Significant portion of teaching will be from textbooks. Your evaluation will be based on two quizzes (20%), a project report (10%), and mid-semester (30%) and end-semester (40%) examinations. Good attendance (at least 75%), timely submission of assignments, and active participation in class activities will be required.  


CY459: Biomedical Nanotechnology (undergraduate, 3 credits)

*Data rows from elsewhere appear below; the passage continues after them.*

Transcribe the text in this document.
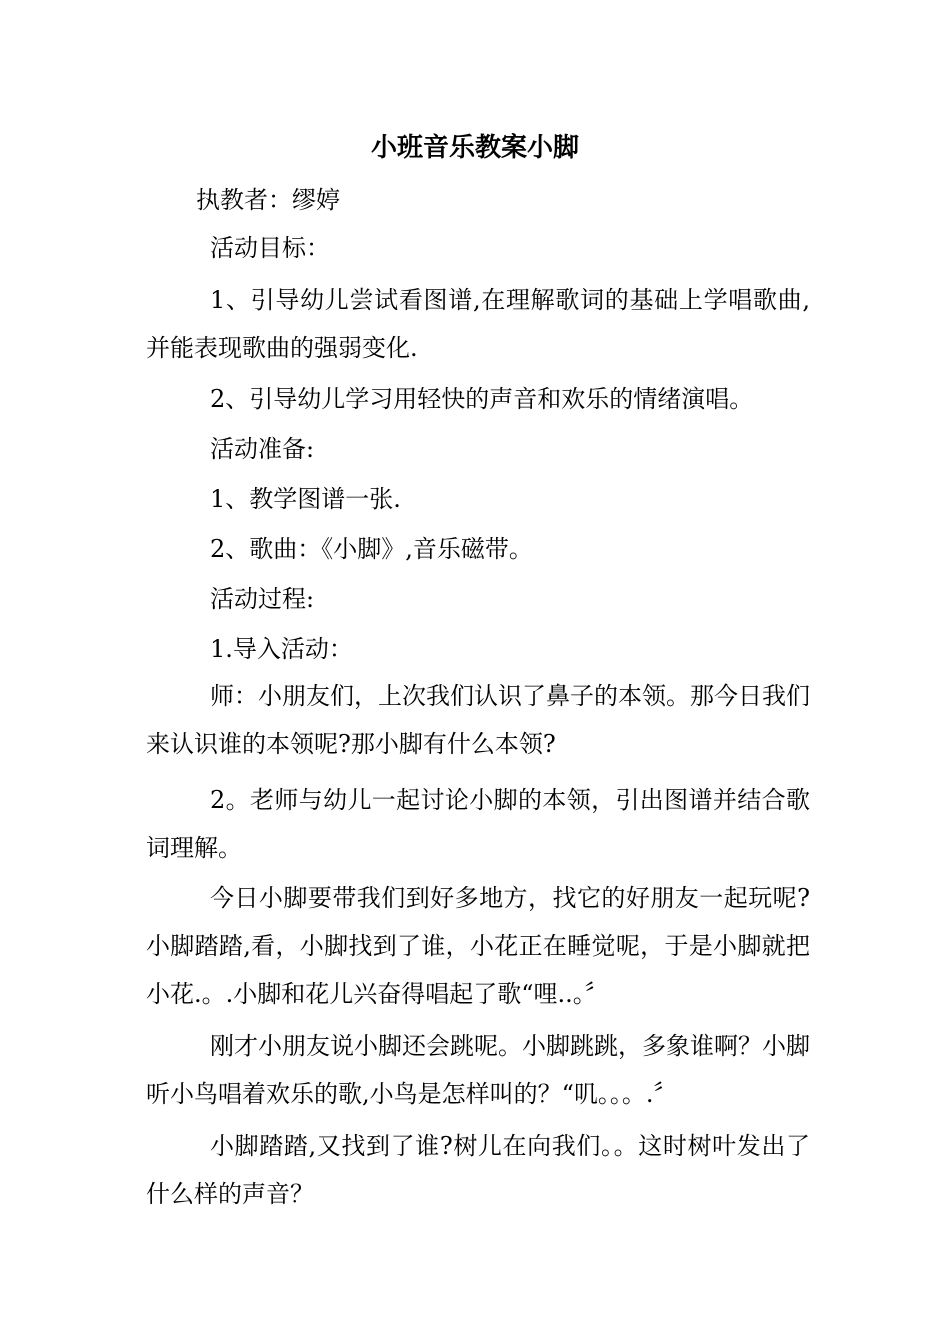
小班音乐教案小脚

执教者：缪婷

活动目标：

1、引导幼儿尝试看图谱,在理解歌词的基础上学唱歌曲,并能表现歌曲的强弱变化.

2、引导幼儿学习用轻快的声音和欢乐的情绪演唱。

活动准备:

1、教学图谱一张.

2、歌曲：《小脚》,音乐磁带。

活动过程:

1.导入活动：

师：小朋友们，上次我们认识了鼻子的本领。那今日我们来认识谁的本领呢?那小脚有什么本领?

2。老师与幼儿一起讨论小脚的本领，引出图谱并结合歌词理解。

今日小脚要带我们到好多地方，找它的好朋友一起玩呢?小脚踏踏,看，小脚找到了谁，小花正在睡觉呢，于是小脚就把小花.。.小脚和花儿兴奋得唱起了歌“哩..。〞

刚才小朋友说小脚还会跳呢。小脚跳跳，多象谁啊？小脚听小鸟唱着欢乐的歌,小鸟是怎样叫的？“叽。。。.〞

小脚踏踏,又找到了谁?树儿在向我们。。这时树叶发出了什么样的声音？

Nanomaterials exhibit fundamental properties that are significantly different from that of bulk and are attributable to their nano dimension. The main aim of nanotechnology is to take advantage of these unique properties for fabricating new materials and devices for developing unique applications, whereas the biomedical nanotechnology focuses on applying the benefits of nanotechnology to health care. In this course, you will learn about the rationale and benefits of applying nanotechnology to healthcare. You will also learn about the use of nanotechnology in diagnostics, therapy with particular reference to cancer, and implants and prostheses. Last but not the least, potential risks associated with the use of nanotechnology in healthcare and pathways to regulatory approval will also be discussed.

Significant portion of teaching will be from textbooks. Your evaluation will be based on two quizzes (20%), a project report (10%), and mid-semester (30%) and end-semester (40%) examinations. Good attendance (at least 75%), timely submission of assignments, and active participation in class activities will be required.


CY614: Principles of Biochemistry (PhD, 3 credits)

This course aims to provide you a sound foundation in biochemistry. At the end of this course, you will have a thorough understanding of cellular, chemical, physical, and genetic foundations of life. You will be able to delineate the role of biomolecules, like carbohydrates, lipids, nucleic acid, and proteins, in sustaining life processes. You will have the knowledge of precise mechanisms involved in  common metabolic pathways and of role played by enzymes. You will also have an overview of hormonal regulation and integration of metabolic pathways, and metabolic disorders.

Since it is a graduate course, significant amount of teaching will be done from research and review articles. A research or a review article on a relevant topic will be discussed almost every week. In addition to usual quizzes, mid- and end-semester examinations, you will have to give a seminar on a topic relevant to this course and critically review a published research article.


CY705: Bioconjugates - Techniques and Applications (PhD, 3 Credits)

The main aim of this course is to give you an advanced knowledge of bioconjugate chemistry. Bioconjugates are prepared by covalent attachment of biomolecules, by chemical or biological means, to other molecules. The bioconjugates are prepared either to introduce an entirely new property or improve an existing property. The properties of interest are plasma half-life, cellular uptake, targeted delivery, toxicity, and diagnostics and material properties. At the end of this course, you will be have a thorough understanding of bioconjugates. You will be able to distinguish bioconjugates from prodrugs. You will have the appreciation of challenges involved in an efficient bioconjugation. You will have an extensive knowledge of bioconjugates of antibodies and enzymes, proteins, nucleic acids, carbohydrates, lipids, and biofunctionalized surfaces. Last but not least, you will be able to design a bioconjugate for a particular diagnostic and therapeutic application.

Since it is an advanced graduate course, most of teaching will be done from research and review articles. A research or a review article on a relevant topic will be discussed almost every week. In addition to usual quizzes, mid- and end-semester examinations, you will have to give a seminar on a topic relevant to this course and critically review a published research article.